3) Dio non ha mandato il Figlio nel mondo per giudicare il mondo, ma perché il mondo si salvi per mezzo di lui: solo contemplando l’amore del Padre nel dono che Egli fa al mondo è possibile riconoscere che Gesù non è venuto a giudicare, ma a salvare mediante la fede in lui; infatti in nessun altro c’è salvezza (Atti 4,12), perché a Gesù, per la sua obbedienza fino alla morte di croce, è stato dato il Nome al di sopra di ogni altro nome (cfr Fil 2,1-11).
4) E il giudizio è questo: la luce è venuta nel mondo, ma gli uomini hanno preferito le tenebre alla luce, perché le loro opere erano malvagie (lett. inconsistenti, vane): il giudizio di condanna per l’uomo sta nel porsi deliberatamente fuori dalla salvezza gratuitamente offerta, preferendo le tenebre alla luce, per difendere la propria gloria non lasciando che venga rivelata l’inconsistenza e vanità del suo operare lontano dalle vie di Dio.
5) chi opera la verità viene alla luce, perché appaia chiaramente che le sue opere sono state fatte in Dio: la verità non opera mai nella tenebra, per cui il primo atto sapiente è lasciarsi invadere e penetrare dalla Luce venuta dall’alto "ad illuminare ogni uomo" (cfr Gv 1,9); così è possibile "rinascere dall’alto".
2Cronache 36,14-23.19-23
14
In quei giorni, tutti i capi di Giuda, i sacerdoti e il popolo moltiplicarono le loro infedeltà, imitando in tutto gli abomini degli altri popoli, e contaminarono il tempio, che il Signore si era consacrato in Gerusalemme.15
Il Signore Dio dei loro padri mandò premurosamente e incessantemente i suoi messaggeri ad ammonirli, perché amava il suo popolo e la sua dimora. 16 Ma essi si beffarono dei messaggeri di Dio, disprezzarono le sue parole e schernirono i suoi profeti al punto che l’ira del Signore contro il suo popolo raggiunse il culmine, senza più rimedio. 19 Quindi i suoi nemici incendiarono il tempio, demolirono le mura di Gerusalemme e diedero alle fiamme tutti i suoi palazzi e distrussero tutte le sue case più eleganti.20
Il re deportò in Babilonia gli scampati alla spada, che divennero schiavi suoi e dei suoi figli fino all’avvento del regno persiano, 21 attuandosi così la parola del Signore, predetta per bocca di Geremia: "Finché il paese non abbia scontato i suoi sabati, esso riposerà per tutto il tempo nella desolazione fino al compiersi di settanta anni".22
Nell’anno primo di Ciro, re di Persia, a compimento della parola del Signore predetta per bocca di Geremia, il Signore suscitò lo spirito di Ciro re di Persia, che fece proclamare per tutto il regno, a voce e per iscritto: 23 "Dice Ciro re di Persia: Il Signore, Dio dei cieli, mi ha consegnato tutti i regni della terra. Egli mi ha comandato di costruirgli un tempio in Gerusalemme, che è in Giuda. Chiunque di voi appartiene al suo popolo, il suo Dio sia con lui e parta!".1) Tutti i capi di Giuda… moltiplicarono le loro infedeltà… e contaminarono il tempio, che il Signore si era consacrato in Gerusalemme: i capi del regno di Giuda agiscono male agli occhi del Signore. Il Signore subisce l’infedeltà del popolo che Lui stesso aveva scelto e questa infedeltà si riflette sul tempio in Gerusalemme (ricordare il tema del tempio nel vangelo di domenica scorsa).

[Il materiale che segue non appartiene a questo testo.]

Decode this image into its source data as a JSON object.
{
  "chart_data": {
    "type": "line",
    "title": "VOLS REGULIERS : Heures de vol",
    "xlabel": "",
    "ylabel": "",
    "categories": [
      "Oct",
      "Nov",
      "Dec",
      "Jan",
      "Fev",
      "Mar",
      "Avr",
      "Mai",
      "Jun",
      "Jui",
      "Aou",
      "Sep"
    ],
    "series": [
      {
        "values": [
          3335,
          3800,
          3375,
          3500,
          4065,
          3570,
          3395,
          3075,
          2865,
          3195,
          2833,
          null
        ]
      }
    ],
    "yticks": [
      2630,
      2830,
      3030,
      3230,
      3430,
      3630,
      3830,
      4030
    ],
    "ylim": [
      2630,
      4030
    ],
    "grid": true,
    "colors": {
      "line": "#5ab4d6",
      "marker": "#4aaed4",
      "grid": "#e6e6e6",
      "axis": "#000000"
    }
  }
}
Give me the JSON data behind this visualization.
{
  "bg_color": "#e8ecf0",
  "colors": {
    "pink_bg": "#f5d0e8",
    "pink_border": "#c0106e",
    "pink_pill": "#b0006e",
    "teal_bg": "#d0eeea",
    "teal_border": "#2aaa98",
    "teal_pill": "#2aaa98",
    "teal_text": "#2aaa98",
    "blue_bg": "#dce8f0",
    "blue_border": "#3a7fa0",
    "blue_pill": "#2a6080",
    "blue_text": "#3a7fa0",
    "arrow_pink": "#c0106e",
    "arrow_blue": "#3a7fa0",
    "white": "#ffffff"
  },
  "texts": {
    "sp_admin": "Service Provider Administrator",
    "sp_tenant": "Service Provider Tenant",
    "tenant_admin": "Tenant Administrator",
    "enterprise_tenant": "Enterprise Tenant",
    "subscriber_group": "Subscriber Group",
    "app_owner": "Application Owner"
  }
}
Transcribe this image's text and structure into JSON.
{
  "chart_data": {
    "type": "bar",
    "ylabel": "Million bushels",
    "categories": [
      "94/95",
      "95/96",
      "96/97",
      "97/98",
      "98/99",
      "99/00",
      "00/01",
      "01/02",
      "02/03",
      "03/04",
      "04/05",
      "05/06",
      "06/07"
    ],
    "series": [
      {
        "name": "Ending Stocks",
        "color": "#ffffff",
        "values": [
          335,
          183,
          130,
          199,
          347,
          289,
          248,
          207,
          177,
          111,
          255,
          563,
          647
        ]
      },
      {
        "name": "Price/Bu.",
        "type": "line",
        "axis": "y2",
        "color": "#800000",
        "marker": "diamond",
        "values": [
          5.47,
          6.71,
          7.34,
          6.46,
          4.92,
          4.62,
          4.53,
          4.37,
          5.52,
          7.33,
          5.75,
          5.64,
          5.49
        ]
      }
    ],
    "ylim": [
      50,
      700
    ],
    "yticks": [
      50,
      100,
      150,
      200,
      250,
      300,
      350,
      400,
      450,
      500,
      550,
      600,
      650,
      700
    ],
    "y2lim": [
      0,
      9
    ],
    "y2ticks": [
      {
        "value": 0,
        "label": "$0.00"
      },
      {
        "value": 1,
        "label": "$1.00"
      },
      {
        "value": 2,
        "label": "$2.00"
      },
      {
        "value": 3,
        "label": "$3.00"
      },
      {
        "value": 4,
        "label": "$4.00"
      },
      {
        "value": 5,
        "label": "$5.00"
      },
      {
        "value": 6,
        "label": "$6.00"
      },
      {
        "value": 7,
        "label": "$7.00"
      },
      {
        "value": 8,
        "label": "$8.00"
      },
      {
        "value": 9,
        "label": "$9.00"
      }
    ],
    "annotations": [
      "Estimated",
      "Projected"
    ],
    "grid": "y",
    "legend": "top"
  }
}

2) Il Signore Dio dei loro padri mandò premurosamente e incessantemente i suoi messaggeri ad ammonirli: il Signore manifesta il suo amore paterno continuando a rivolgere la sua parola al popolo attraverso i suoi inviati, i profeti. Nonostante i peccati del suo popolo, il Signore resta fedele al suo patto: Nonostante tutto questo, quando saranno nel paese dei loro nemici, io non li rigetterò e non mi stancherò di essi fino al punto d’annientarli del tutto e di rompere la mia alleanza con loro; poiché io sono il Signore loro Dio, ma per loro amore mi ricorderò dell’alleanza con i loro antenati, che ho fatto uscire dal paese d’Egitto davanti alle nazioni, per essere il loro Dio. Io sono il Signore (Lv 26,44-45).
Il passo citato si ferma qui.